Joel Posted February 21, 2013 Share Posted February 21, 2013 Hmm, not sure your requestAnimationFrame code will work with most browsers e.g. Opera, IE and Webkit. You should use something like this: (function() { var lastTime = 0; var vendors = ['ms', 'moz', 'webkit', 'o']; for(var x = 0; x < vendors.length && !window.requestAnimationFrame; ++x) { window.requestAnimationFrame = window[vendors[x]+'RequestAnimationFrame']; window.cancelRequestAnimationFrame = window[vendors[x]+ 'CancelRequestAnimationFrame']; } if (!window.requestAnimationFrame) window.requestAnimationFrame = function(callback, element) { var currTime = new Date().getTime(); var timeToCall = Math.max(0, 16 - (currTime - lastTime)); var id = window.setTimeout(function() { callback(currTime + timeToCall); }, timeToCall); lastTime = currTime + timeToCall; return id; }; if (!window.cancelAnimationFrame) window.cancelAnimationFrame = function(id) { clearTimeout(id); }; }()) Source: http://my.opera.com/emoller/blog/2011/12/20/requestanimationframe-for-smart-er-animating This will loop through the vendors and detect support for IE, Firefox, Chrome, Opera and other Webkit browsers. If it doesn't detect requestAnimationFrame it will just use setTimeout. You then only need to use this: function gameLoop() { window.requestAnimationFrame( gameLoop ); //code here... } I prefer to use Chrome as my JavaScript developing web browser, it has the best JavaScript engine. But I still check compatibility for other browsers. Quote Link to comment Share on other sites More sharing options...

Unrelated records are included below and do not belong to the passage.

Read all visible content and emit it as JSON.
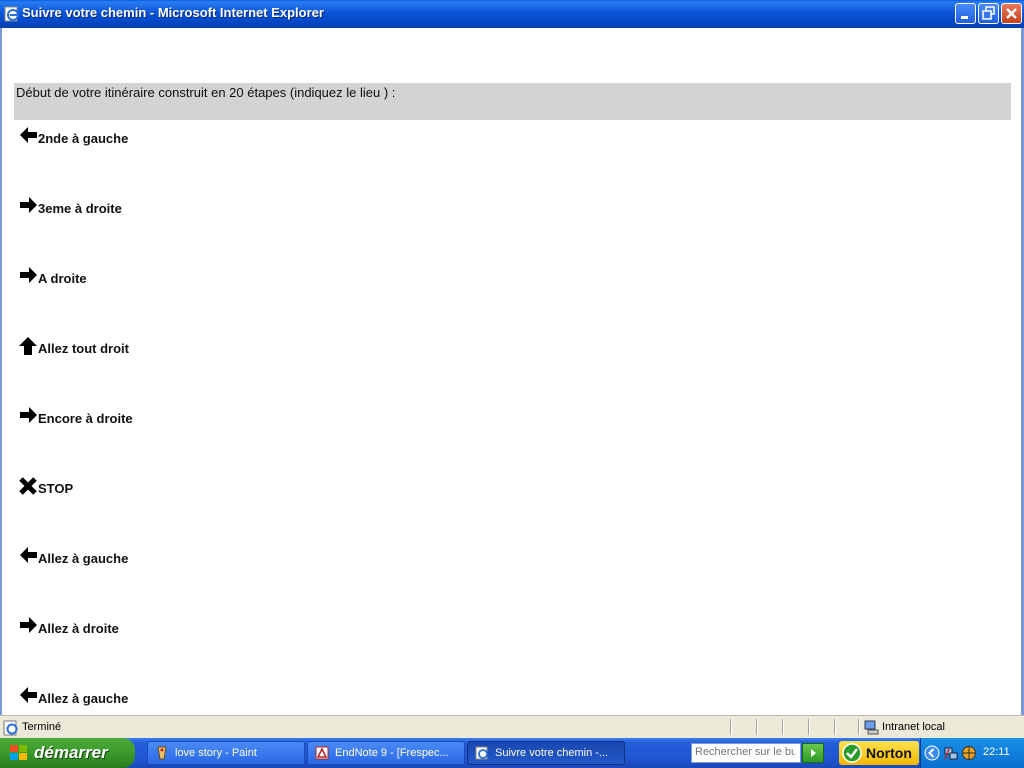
{
  "window": {
    "title": "Suivre votre chemin - Microsoft Internet Explorer"
  },
  "page": {
    "header": "Début de votre itinéraire construit en 20 étapes (indiquez le lieu ) :",
    "steps": [
      {
        "icon": "arrow-left-icon",
        "label": "2nde à gauche"
      },
      {
        "icon": "arrow-right-icon",
        "label": "3eme à droite"
      },
      {
        "icon": "arrow-right-icon",
        "label": "A droite"
      },
      {
        "icon": "arrow-up-icon",
        "label": "Allez tout droit"
      },
      {
        "icon": "arrow-right-icon",
        "label": "Encore à droite"
      },
      {
        "icon": "stop-cross-icon",
        "label": "STOP"
      },
      {
        "icon": "arrow-left-icon",
        "label": "Allez à gauche"
      },
      {
        "icon": "arrow-right-icon",
        "label": "Allez à droite"
      },
      {
        "icon": "arrow-left-icon",
        "label": "Allez à gauche"
      }
    ]
  },
  "statusbar": {
    "status": "Terminé",
    "zone": "Intranet local"
  },
  "taskbar": {
    "start": "démarrer",
    "tasks": [
      {
        "label": "love story - Paint"
      },
      {
        "label": "EndNote 9 - [Frespec..."
      },
      {
        "label": "Suivre votre chemin -..."
      }
    ],
    "search_placeholder": "Rechercher sur le bur",
    "norton": "Norton",
    "clock": "22:11"
  }
}
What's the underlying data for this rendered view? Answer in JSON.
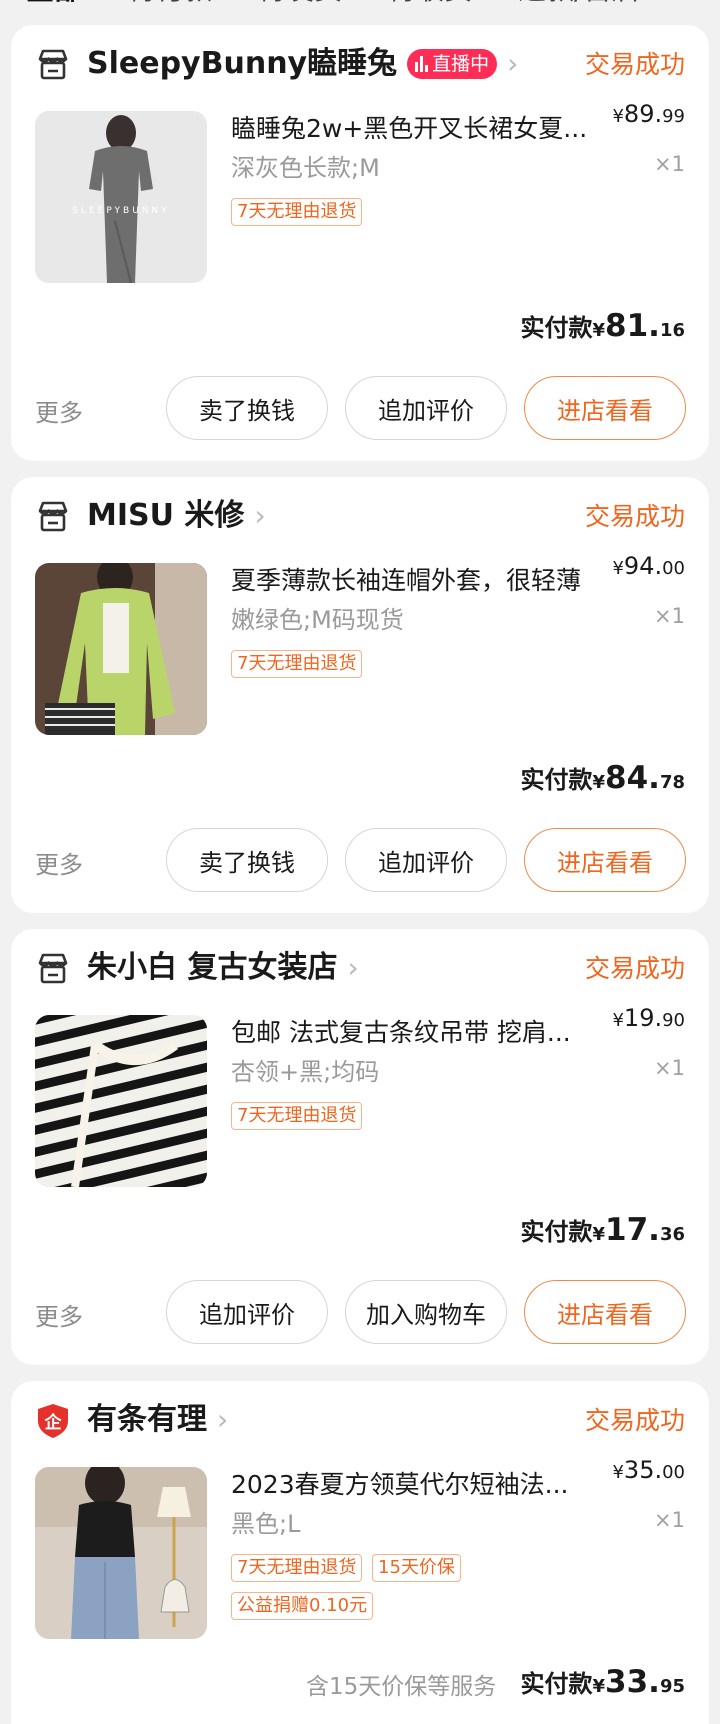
{
  "tabs": [
    "全部",
    "待付款",
    "待发货",
    "待收货",
    "退款/售后"
  ],
  "colors": {
    "accent": "#f0661f",
    "live": "#ff2d55",
    "background": "#f1f1f1"
  },
  "orders": [
    {
      "store_icon": "store-icon",
      "store_name": "SleepyBunny瞌睡兔",
      "live_badge": "直播中",
      "status": "交易成功",
      "title": "瞌睡兔2w+黑色开叉长裙女夏...",
      "variant": "深灰色长款;M",
      "tags": [
        "7天无理由退货"
      ],
      "price": {
        "currency": "¥",
        "int": "89.",
        "dec": "99"
      },
      "qty": "×1",
      "paid": {
        "label": "实付款",
        "currency": "¥",
        "int": "81.",
        "dec": "16"
      },
      "more": "更多",
      "buttons": [
        "卖了换钱",
        "追加评价",
        "进店看看"
      ],
      "image_text": "SLEEPYBUNNY"
    },
    {
      "store_icon": "store-icon",
      "store_name": "MISU 米修",
      "status": "交易成功",
      "title": "夏季薄款长袖连帽外套，很轻薄",
      "variant": "嫩绿色;M码现货",
      "tags": [
        "7天无理由退货"
      ],
      "price": {
        "currency": "¥",
        "int": "94.",
        "dec": "00"
      },
      "qty": "×1",
      "paid": {
        "label": "实付款",
        "currency": "¥",
        "int": "84.",
        "dec": "78"
      },
      "more": "更多",
      "buttons": [
        "卖了换钱",
        "追加评价",
        "进店看看"
      ]
    },
    {
      "store_icon": "store-icon",
      "store_name": "朱小白 复古女装店",
      "status": "交易成功",
      "title": "包邮 法式复古条纹吊带 挖肩...",
      "variant": "杏领+黑;均码",
      "tags": [
        "7天无理由退货"
      ],
      "price": {
        "currency": "¥",
        "int": "19.",
        "dec": "90"
      },
      "qty": "×1",
      "paid": {
        "label": "实付款",
        "currency": "¥",
        "int": "17.",
        "dec": "36"
      },
      "more": "更多",
      "buttons": [
        "追加评价",
        "加入购物车",
        "进店看看"
      ]
    },
    {
      "store_icon": "enterprise-shield-icon",
      "store_icon_text": "企",
      "store_name": "有条有理",
      "status": "交易成功",
      "title": "2023春夏方领莫代尔短袖法...",
      "variant": "黑色;L",
      "tags": [
        "7天无理由退货",
        "15天价保",
        "公益捐赠0.10元"
      ],
      "price": {
        "currency": "¥",
        "int": "35.",
        "dec": "00"
      },
      "qty": "×1",
      "service_note": "含15天价保等服务",
      "paid": {
        "label": "实付款",
        "currency": "¥",
        "int": "33.",
        "dec": "95"
      }
    }
  ]
}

a_bertrand Posted February 21, 2013 Author Share Posted February 21, 2013 Well tested under IE, FF and Chrome. I will not test nor support any others. So yes it does work on the major browsers. Quote Link to comment Share on other sites More sharing options...

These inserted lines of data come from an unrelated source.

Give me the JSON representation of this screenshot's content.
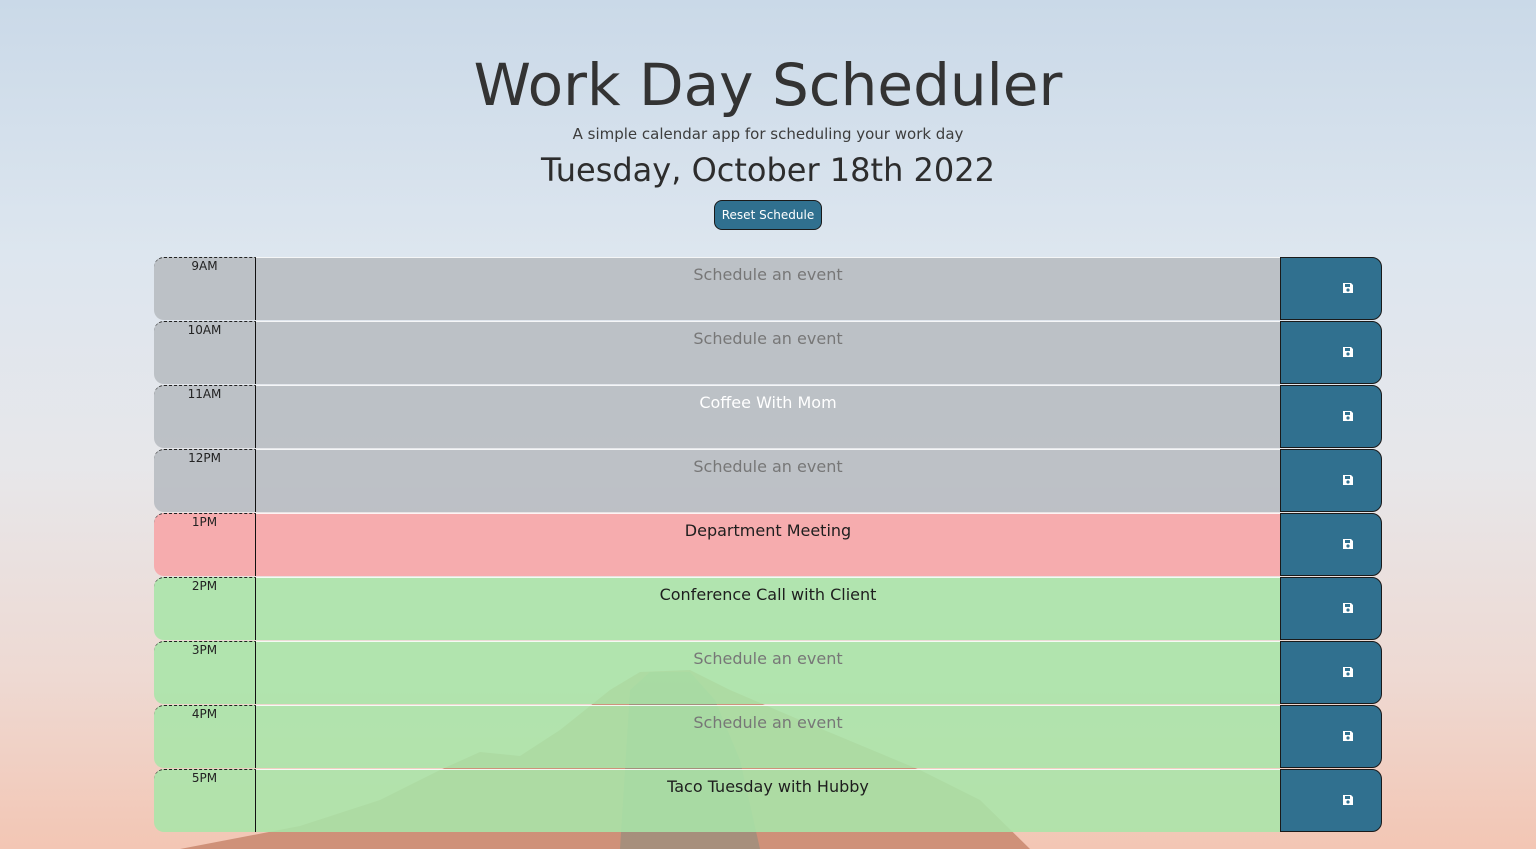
{
  "header": {
    "title": "Work Day Scheduler",
    "subtitle": "A simple calendar app for scheduling your work day",
    "date": "Tuesday, October 18th 2022",
    "reset_label": "Reset Schedule"
  },
  "colors": {
    "past": "#b9bdc3",
    "present": "#f6a8aa",
    "future": "#a8e5a8",
    "button": "#30708f"
  },
  "schedule": {
    "placeholder": "Schedule an event",
    "save_icon": "save-icon",
    "rows": [
      {
        "hour": "9AM",
        "event": "",
        "status": "past"
      },
      {
        "hour": "10AM",
        "event": "",
        "status": "past"
      },
      {
        "hour": "11AM",
        "event": "Coffee With Mom",
        "status": "past"
      },
      {
        "hour": "12PM",
        "event": "",
        "status": "past"
      },
      {
        "hour": "1PM",
        "event": "Department Meeting",
        "status": "present"
      },
      {
        "hour": "2PM",
        "event": "Conference Call with Client",
        "status": "future"
      },
      {
        "hour": "3PM",
        "event": "",
        "status": "future"
      },
      {
        "hour": "4PM",
        "event": "",
        "status": "future"
      },
      {
        "hour": "5PM",
        "event": "Taco Tuesday with Hubby",
        "status": "future"
      }
    ]
  }
}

Spudinski Posted February 21, 2013 Share Posted February 21, 2013 Well tested under IE, FF and Chrome. I will not test nor support any others. So yes it does work on the major browsers. *ahem* Opera is a major browser, if with just 3% of the market. My view requestFrameAnimation: Developers should know this, but anything with a vendor prefix is not mainstream or by any means stable(with regards spec). The reason why vendor prefixes are there, is so browser developers/maintainers can rapidly implement/prototype draft/rough specifications from W3C. Using these "experimental" features is a damming task, as implementations change every month(week). Your best bet is to use it without a vendor prefix, and if supported by the client, can be implemented. Every other scenario where a prefix is required, should ideally not be implemented. Trust me, these specifications change more rapidly than you can release patches. The vendor prefix is dropped once the spec has been finalised(W3C) and stable within the vendor browser. Only then is it suitable for production. Quote Link to comment Share on other sites More sharing options...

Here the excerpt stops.